2003, Directed by Tim Burton.
I know it probably doesn't mean much, but I tried to review Big Fish once before. I really didn't know whether I found the film's attitudes and ideas deeply problematic or simply reflective of a simpler age. There's something odd about Big Fish that really separates it from Burton's other films, and that's a simple sense of imminent tragedy that underscores everything that occurs, even during the film's fantastical scenarios. It feels so weird that a film about a man striving to discover the truth would so bathe in the ridiculous. It's two completely different films grafted together in a way which feels uncomfortable. Although that might have been the point - the problem being that I'm not sure.
Edward Bloom, played by Albert Finney as an old man and by Ewan McGregor as a young one, is a folk hero in his birth town of Ashton, in Alabama. His son, Will (Bill Crudup) speaks to his father for the first time in three years in order to discover the truth behind his father's past before he dies. Throughout the film we watch flashbacks, usually narrated by Finney, which display the extravagant tales that Edward tells about his life, including saving Ashton from a giant, finding the creepy town of Spectre, working for a werewolf and stalking his girlfriend until she decides he's better than her current boyfriend and marries him on the spot. After learning that most of what his father says was true (apart from some of the more fantastical elements), Will helps his dying father to his rest by telling an extravagant tale of his own, where Edward becomes the uncatchable fish that he tried to catch at the beginning of the film.

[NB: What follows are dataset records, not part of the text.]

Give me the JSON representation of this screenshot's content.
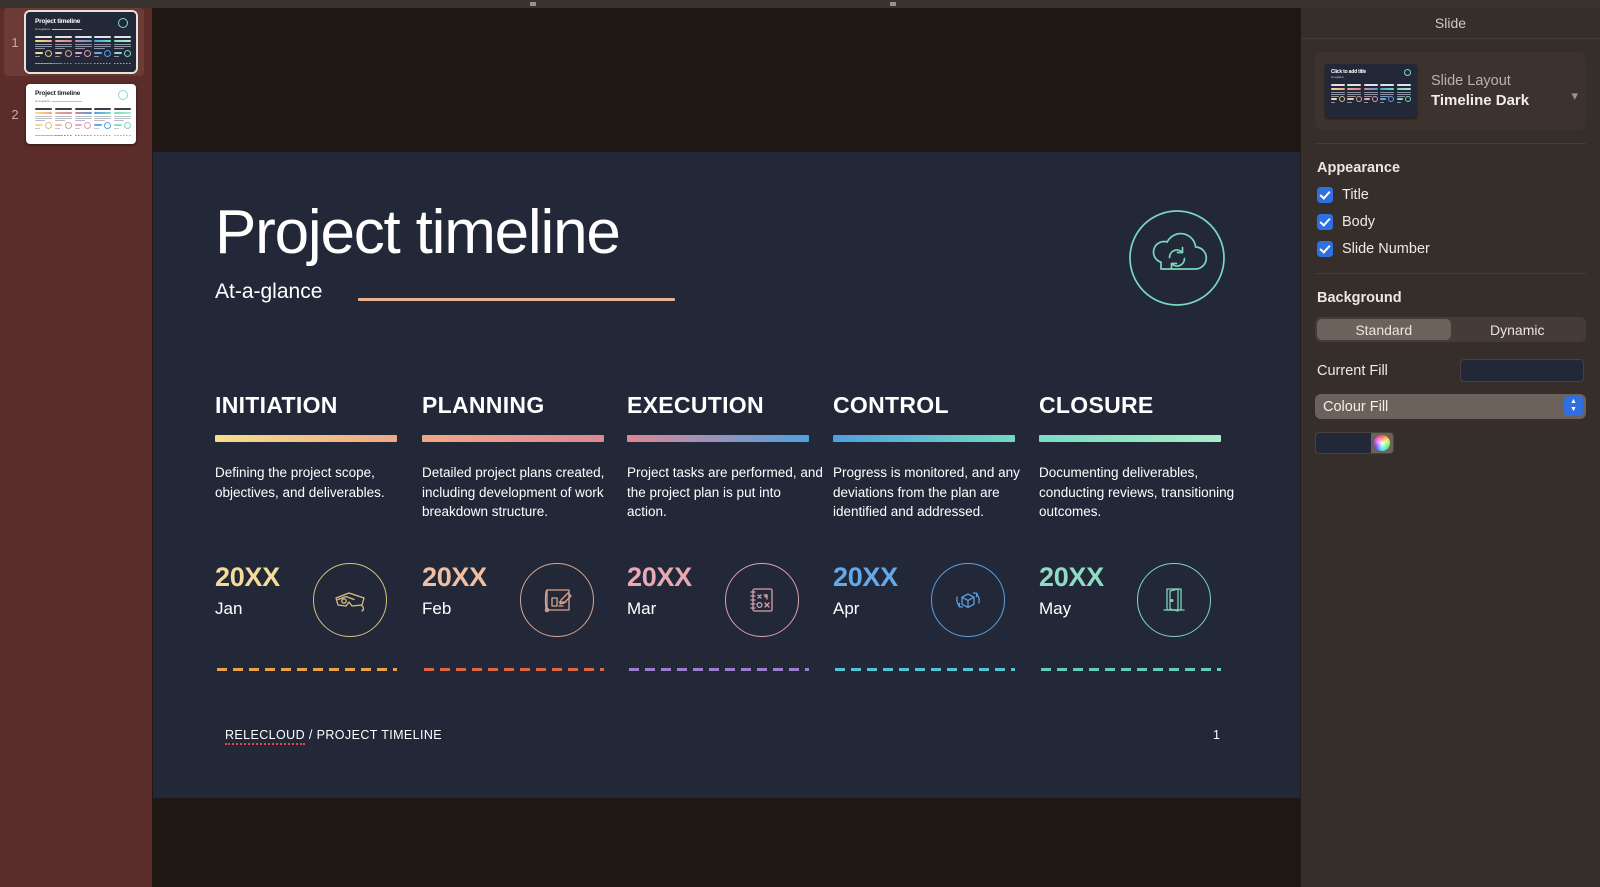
{
  "window": {
    "top_strip": ""
  },
  "navigator": {
    "slides": [
      {
        "number": "1",
        "theme": "dark",
        "selected": true
      },
      {
        "number": "2",
        "theme": "light",
        "selected": false
      }
    ]
  },
  "slide": {
    "title": "Project timeline",
    "subtitle": "At-a-glance",
    "cloud_icon": "cloud-sync-icon",
    "rule_color": "#e9b393",
    "background_color": "#232839",
    "footer": {
      "brand": "RELECLOUD",
      "separator": " / ",
      "section": "PROJECT TIMELINE",
      "page_number": "1"
    },
    "phases": [
      {
        "heading": "INITIATION",
        "bar_from": "#f6dd8b",
        "bar_to": "#efa886",
        "description": "Defining the project scope, objectives, and deliverables.",
        "year": "20XX",
        "month": "Jan",
        "year_color": "#f3dc9a",
        "accent": "#d9c07f",
        "icon": "3d-glasses-icon",
        "dash_color": "#e8a34a"
      },
      {
        "heading": "PLANNING",
        "bar_from": "#efa886",
        "bar_to": "#dc8795",
        "description": "Detailed project plans created, including development of work breakdown structure.",
        "year": "20XX",
        "month": "Feb",
        "year_color": "#f0bfa2",
        "accent": "#d8a58c",
        "icon": "blueprint-pencil-icon",
        "dash_color": "#e2654a"
      },
      {
        "heading": "EXECUTION",
        "bar_from": "#dc8795",
        "bar_to": "#4ea0e0",
        "description": "Project tasks are performed, and the project plan is put into action.",
        "year": "20XX",
        "month": "Mar",
        "year_color": "#e8a9b4",
        "accent": "#d9a0ad",
        "icon": "strategy-notebook-icon",
        "dash_color": "#9b7fcf"
      },
      {
        "heading": "CONTROL",
        "bar_from": "#4ea0e0",
        "bar_to": "#76d8c0",
        "description": "Progress is monitored, and any deviations from the plan are identified and addressed.",
        "year": "20XX",
        "month": "Apr",
        "year_color": "#64a9e8",
        "accent": "#5e9fdd",
        "icon": "package-refresh-icon",
        "dash_color": "#4fc6d8"
      },
      {
        "heading": "CLOSURE",
        "bar_from": "#79dcc0",
        "bar_to": "#a9ecc9",
        "description": "Documenting deliverables, conducting reviews, transitioning outcomes.",
        "year": "20XX",
        "month": "May",
        "year_color": "#8fdcc3",
        "accent": "#7fd4b9",
        "icon": "open-door-icon",
        "dash_color": "#5fd0b4"
      }
    ]
  },
  "inspector": {
    "header": "Slide",
    "layout": {
      "label": "Slide Layout",
      "value": "Timeline Dark",
      "thumb_placeholder_title": "Click to add title",
      "chevron": "chevron-down-icon"
    },
    "appearance": {
      "title": "Appearance",
      "options": [
        {
          "label": "Title",
          "checked": true
        },
        {
          "label": "Body",
          "checked": true
        },
        {
          "label": "Slide Number",
          "checked": true
        }
      ]
    },
    "background": {
      "title": "Background",
      "segments": [
        {
          "label": "Standard",
          "selected": true
        },
        {
          "label": "Dynamic",
          "selected": false
        }
      ],
      "current_fill_label": "Current Fill",
      "current_fill_color": "#232839",
      "fill_type": "Colour Fill",
      "fill_color": "#232839"
    }
  }
}
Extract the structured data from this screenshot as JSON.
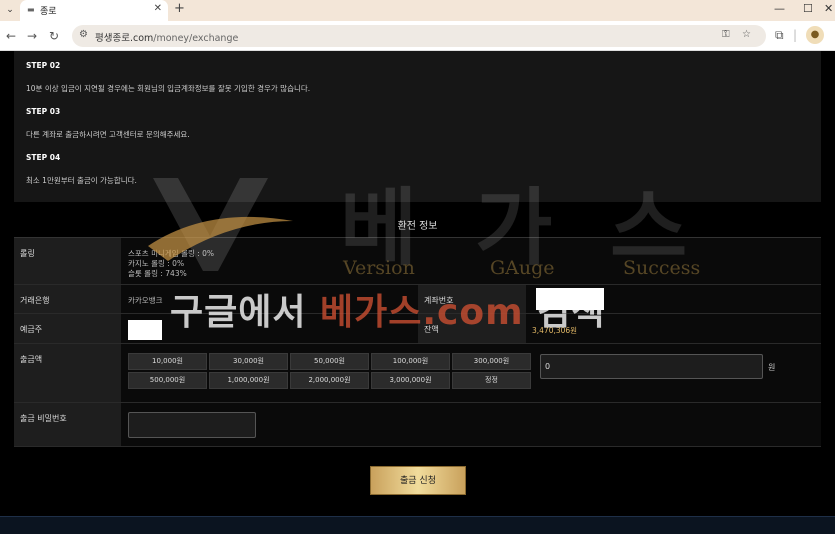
{
  "browser": {
    "tab_title": "종로",
    "url_host": "평생종로.com",
    "url_path": "/money/exchange"
  },
  "steps": [
    {
      "label": "STEP 02",
      "text": "10분 이상 입금이 지연될 경우에는 회원님의 입금계좌정보를 잘못 기입한 경우가 많습니다."
    },
    {
      "label": "STEP 03",
      "text": "다른 계좌로 출금하시려면 고객센터로 문의해주세요."
    },
    {
      "label": "STEP 04",
      "text": "최소 1만원부터 출금이 가능합니다."
    }
  ],
  "watermark": {
    "big": [
      "베",
      "가",
      "스"
    ],
    "sub": [
      "Version",
      "GAuge",
      "Success"
    ],
    "search_prefix": "구글에서 ",
    "search_brand": "베가스.com",
    "search_suffix": " 검색"
  },
  "section_title": "환전 정보",
  "form": {
    "rolling_label": "롤링",
    "rolling_lines": [
      "스포츠 미니게임 롤링 : 0%",
      "카지노 롤링 : 0%",
      "슬롯 롤링 : 743%"
    ],
    "bank_label": "거래은행",
    "bank_value": "카카오뱅크",
    "account_label": "계좌번호",
    "holder_label": "예금주",
    "balance_label": "잔액",
    "balance_value": "3,470,306원",
    "amount_label": "출금액",
    "amount_buttons": [
      "10,000원",
      "30,000원",
      "50,000원",
      "100,000원",
      "300,000원",
      "500,000원",
      "1,000,000원",
      "2,000,000원",
      "3,000,000원",
      "정정"
    ],
    "amount_value": "0",
    "amount_unit": "원",
    "password_label": "출금 비밀번호",
    "submit_label": "출금 신청"
  },
  "colors": {
    "accent_gold": "#e8c97e",
    "balance": "#e2b866"
  }
}
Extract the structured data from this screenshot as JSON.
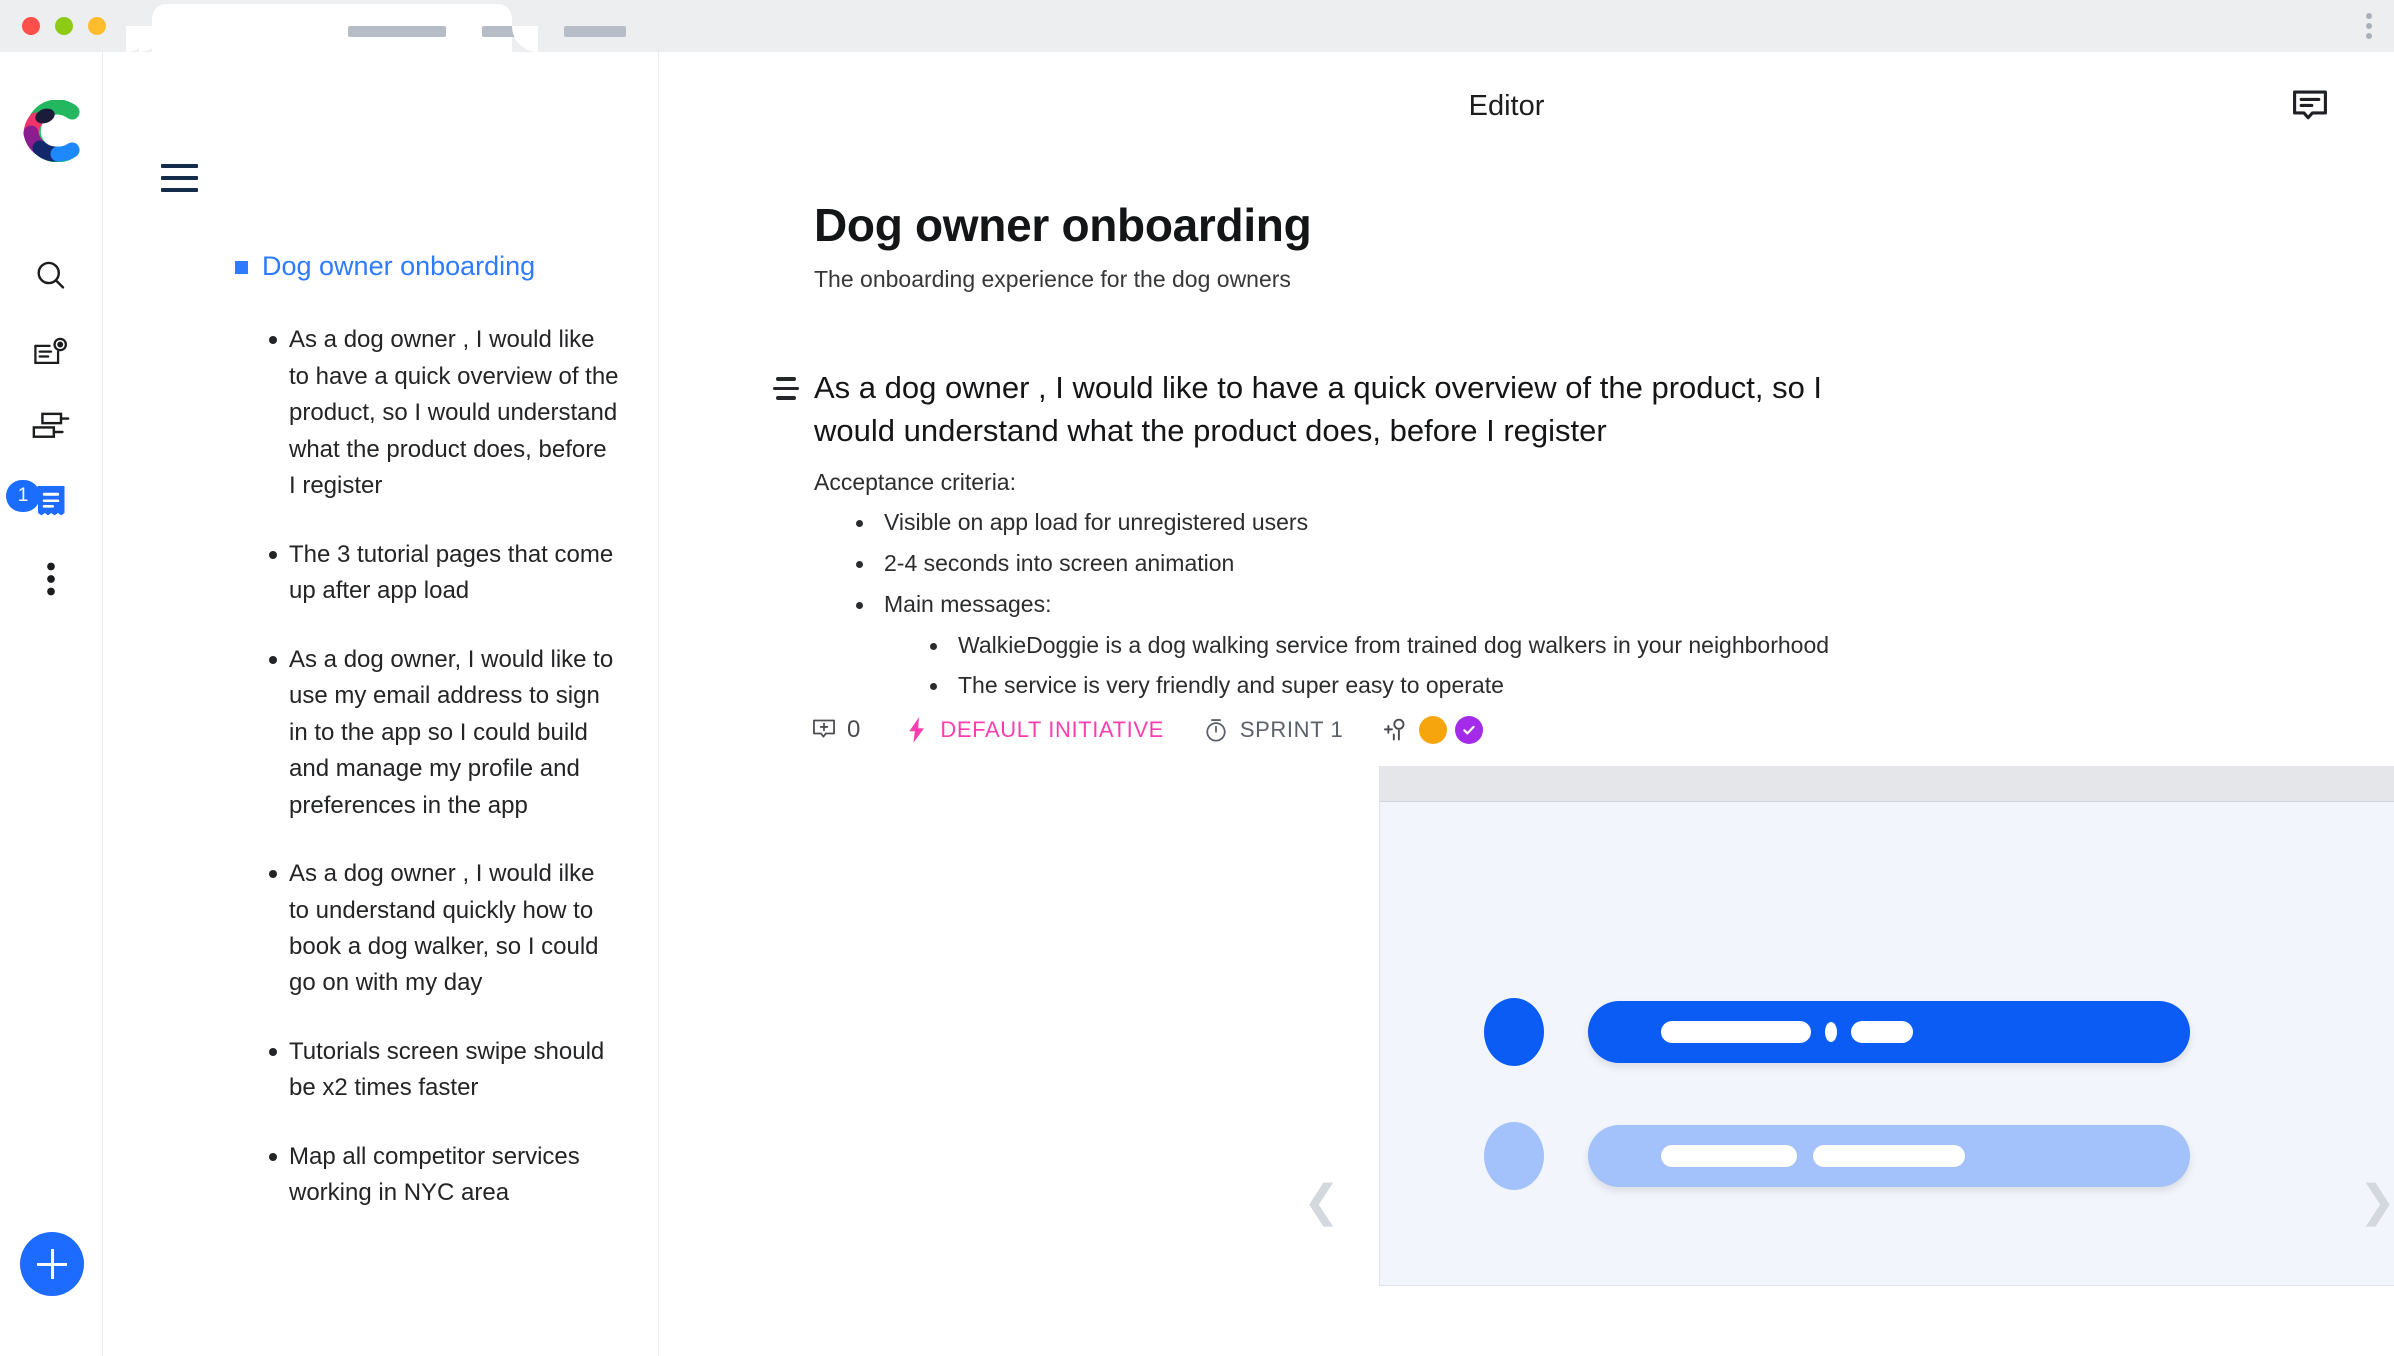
{
  "browser": {
    "traffic_lights": [
      "close",
      "minimize",
      "zoom"
    ],
    "tab_placeholders": 3,
    "menu_icon": "kebab-menu-icon"
  },
  "sidebar": {
    "logo": "craft-logo",
    "items": [
      {
        "name": "search",
        "icon": "search-icon",
        "badge": null
      },
      {
        "name": "roadmap",
        "icon": "map-pin-document-icon",
        "badge": null
      },
      {
        "name": "timeline",
        "icon": "gantt-chart-icon",
        "badge": "1"
      },
      {
        "name": "documents",
        "icon": "document-active-icon",
        "badge": null
      },
      {
        "name": "more",
        "icon": "more-vertical-icon",
        "badge": null
      }
    ],
    "add_button_label": "+",
    "accent_color": "#1e6bff",
    "badge_color": "#1a6dff"
  },
  "outline": {
    "menu_icon": "hamburger-menu-icon",
    "title": "Dog owner onboarding",
    "title_color": "#2e7bff",
    "items": [
      "As a dog owner , I would like to have a quick overview of the product, so I would understand what the product does, before I register",
      "The 3 tutorial pages that come up after app load",
      "As a dog owner, I would like to use my email address to sign in to the app so I could build and manage my profile and preferences in the app",
      "As a dog owner , I would ilke to understand quickly how to book a dog walker, so I could go on with my day",
      "Tutorials screen swipe should be x2 times faster",
      "Map all competitor services working in NYC area"
    ]
  },
  "header": {
    "title": "Editor",
    "comment_icon": "comment-bubble-icon"
  },
  "document": {
    "title": "Dog owner onboarding",
    "subtitle": "The onboarding experience for the dog owners"
  },
  "story": {
    "handle_icon": "align-lines-icon",
    "title": "As a dog owner , I would like to have a quick overview of the product, so I would understand what the product does, before I register",
    "acceptance_label": "Acceptance criteria:",
    "criteria": [
      "Visible on app load for unregistered users",
      "2-4 seconds into screen animation",
      "Main messages:"
    ],
    "sub_criteria": [
      "WalkieDoggie is a dog walking service from trained dog walkers in your neighborhood",
      "The service is very friendly and super easy to operate"
    ],
    "meta": {
      "comment_icon": "add-comment-icon",
      "comment_count": "0",
      "initiative_icon": "lightning-bolt-icon",
      "initiative_label": "DEFAULT INITIATIVE",
      "initiative_color": "#f93eb0",
      "sprint_icon": "timer-icon",
      "sprint_label": "SPRINT 1",
      "sprint_color": "#5c6069",
      "add_person_icon": "add-person-icon",
      "avatars": [
        {
          "name": "avatar-orange",
          "color": "#f7a50c"
        },
        {
          "name": "avatar-purple-verified",
          "color": "#a42bea"
        }
      ]
    }
  },
  "attachment": {
    "prev_icon": "chevron-left-icon",
    "next_icon": "chevron-right-icon",
    "tools": [
      {
        "name": "crop-icon"
      },
      {
        "name": "expand-icon"
      },
      {
        "name": "preview-eye-icon"
      }
    ],
    "mockup": {
      "background": "#f2f6fc",
      "header_color": "#e4e6e9",
      "rows": [
        {
          "circle_color": "#0a5cf5",
          "bar_color": "#0a5cf5"
        },
        {
          "circle_color": "#a3c1fb",
          "bar_color": "#a3c1fb"
        }
      ]
    }
  }
}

The film's core romance between Edward and his love, Sandra, tries to be a fluffy true love story, playing with the format enough to make it work. Edward sees her across a crowded circus and decides that he is gonna marry her no matter what, and works at the circus in exchange for a slow trickle of information about her. Eventually he arrives at her University, and when she is engaged to Edward's childhood friend, he continues to stalk her across campus and finishes off with an order of dafodills which probably breaks planning permission laws, leading to a fight between the childhood friend and Edward that leads to Sandra's change of heart.
Now this is either incredibly clever or incredibly short-sighted, depending on your interpretation of who the film's protagonist really is. If you take the film's view that Edward is the protagonist, then this is once again the heroic and perfect Edward Bloom yet again succeeding where others have failed, conquering adversity to win his true love. If you're like me and take the more cynical view that Will is in fact the protagonist, then this story is one of a bitter man reshaping history to make himself look like the world's greatest dude, and demonising the childhood friend who he didn't like. Either way, Sandra isn't treated as a character - she's more a goal, an aim, a prize. The film doesn't pass the Bechdel test; there are no well-developed female characters in this film that aren't in some way dependant on a male character for their existence in the picture.
|"Hey, I never asked, do you get hayfever?"|
Big Fish is an entertaining film by any measure, and it's very much up to the viewer to make what they wish of the film's flashbacks and their diversion from reality. I just think that you shouldn't really take them as read, especially when on its own it's the rather dull story of a perfect man, his perfect life, and his whiny-ass son. Too little emphasis is put on what I think the intention was, which is this wonderfully complex idea of a film that you can't really ever trust, where you are as skeptical as Will is and you are on as much of a hunt to find out why Edward is so ashamed to tell the truth.